Complete Workflow Reference

/plan-feature <description>     # Create proposal → approval gate
/implement-feature <change-id>  # Build + PR → review gate
/validate-feature <change-id>   # Deploy + test → validation gate (optional)
/cleanup-feature <change-id>    # Merge + archive → done
/cleanup-feature <change-id> --post-merge --pr <number>  # Archive after /merge-pull-requests already merged

Common Rationalizations

| Rationalization | Why it's wrong | |---|---| | "CI is green, just send 100% — staged rollout is for big changes" | Staged rollout catches regressions CI cannot see (production traffic shape, real data, real concurrency). Skipping it pushes the failure mode onto users instead of synthetics. | | "We don't have feature flags here, so we'll just merge and watch" | "Watching" without a flip-back path means the only rollback is a revert PR + redeploy, which is minutes-to-hours slow.

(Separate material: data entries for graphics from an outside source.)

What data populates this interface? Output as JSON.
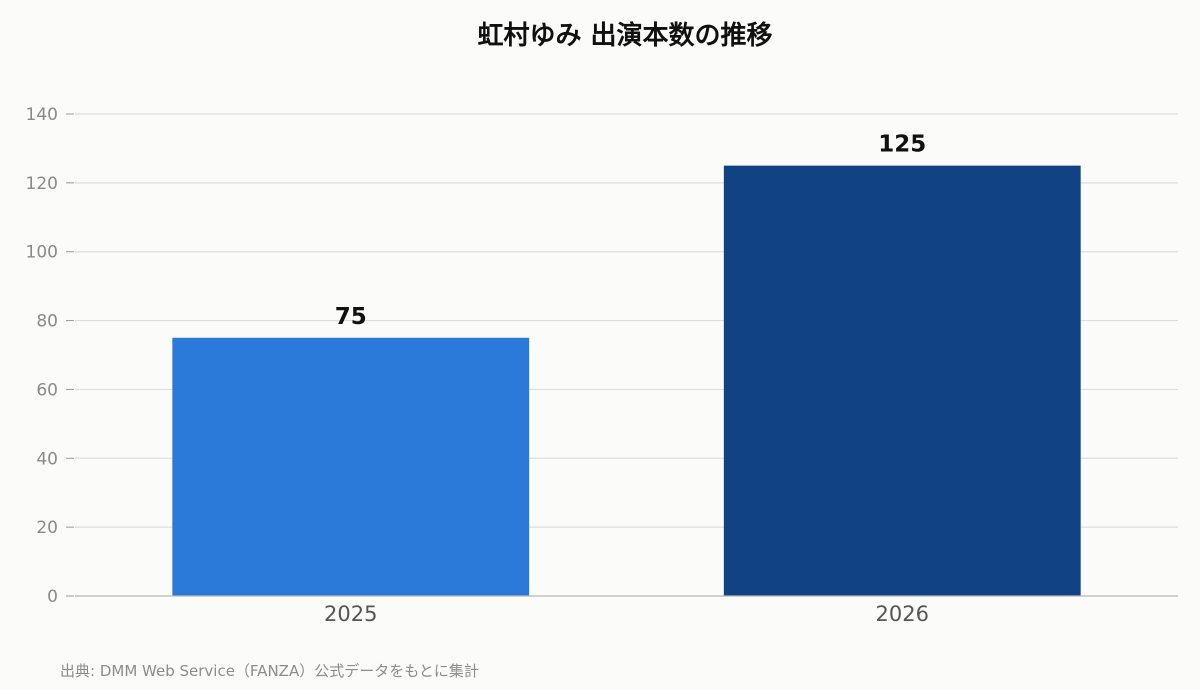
{
  "chart_data": {
    "type": "bar",
    "title": "虹村ゆみ 出演本数の推移",
    "categories": [
      "2025",
      "2026"
    ],
    "values": [
      75,
      125
    ],
    "data_labels": [
      "75",
      "125"
    ],
    "colors": [
      "#2b79d8",
      "#114284"
    ],
    "ylim": [
      0,
      140
    ],
    "yticks": [
      0,
      20,
      40,
      60,
      80,
      100,
      120,
      140
    ],
    "grid": true,
    "xlabel": "",
    "ylabel": ""
  },
  "footer": {
    "source": "出典: DMM Web Service（FANZA）公式データをもとに集計"
  }
}
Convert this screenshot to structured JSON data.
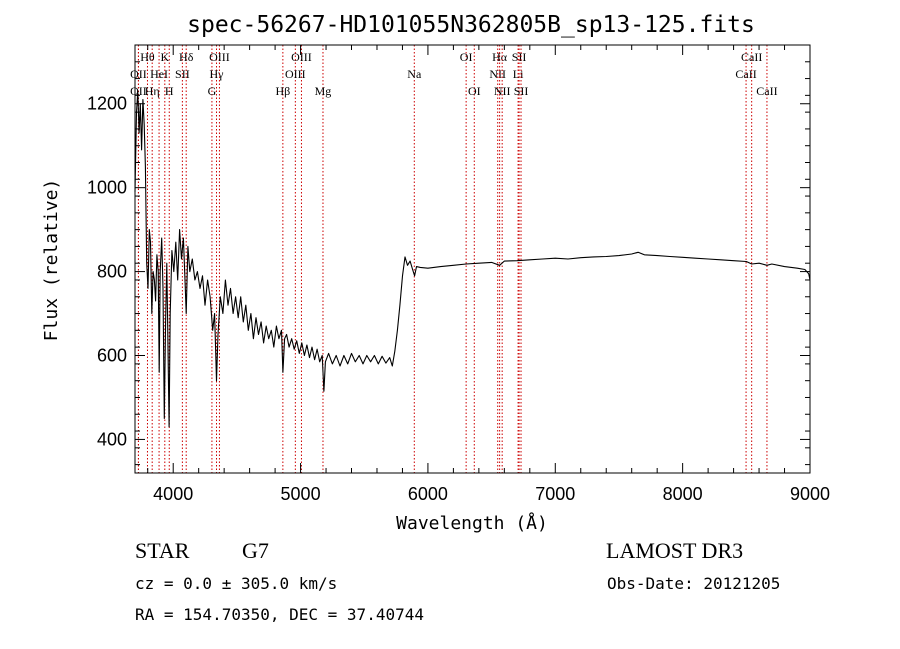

A flag (or blue/green, or weighted DNS) is what makes rollback fast enough to matter. | | "The pre-launch checklist is overkill for a small change" | Most rollback incidents come from "small" changes where the team waived a checklist item. The checklist's value is exactly that it doesn't bend for size. | | "Latency went up 60%, but it's still within SLO — we'll keep going" | A 60% jump is a regression even when it's inside SLO. SLOs are the floor, not the rollback threshold. The rollback threshold is the threshold. | | "We can skip archiving until tomorrow" | The archive step closes the loop on spec drift. Postponing it leaves openspec/changes/<id>/ and openspec/specs/ out of sync, which silently breaks the next agent's view of the world. |

Red Flags

• The merge commit landed on main but no rollout-stage record exists in the session log (silent jump to 100%).
• A staged rollout was started but the monitoring window between stages was <30 minutes for Stage 1 (or skipped entirely).
• The pre-launch checklist appears in the session log as "checked" but no artifact (CI link, scan output, validation report) is cited.
• A rollback trigger fired but the flag was NOT flipped back — instead the team "kept watching".
• The OpenSpec change-id is archived but openspec validate --strict was not re-run after the archive.
• Open tasks were silently dropped (no migration to coordinator issues or follow-up proposal).

Verification

1. The session log's Cleanup phase entry cites the rollout sequence (5%→25%→50%→100%) with timestamps for each stage promotion AND lists the metrics observed at each stage (error rate, p95, data-integrity count).
2. Pre-launch checklist is recorded with a concrete artifact reference per item (CI run URL, security scan report path, validation-report.md, runbook link, dashboard link).
3. openspec validate --strict was re-run AFTER openspec archive and exited zero. The output is captured in the cleanup transcript.
4. The feature flag (or equivalent traffic gate) is identified by name in the session log, with the kill-switch procedure documented.
5. If a rollback trigger fired during rollout, an issue tagged rollback-postmortem exists and the flag is currently at 0%.
6. Open tasks from tasks.md are accounted for: either all checked, or migrated to coordinator issues / follow-up proposal with a Migration Notes line in the original tasks.md.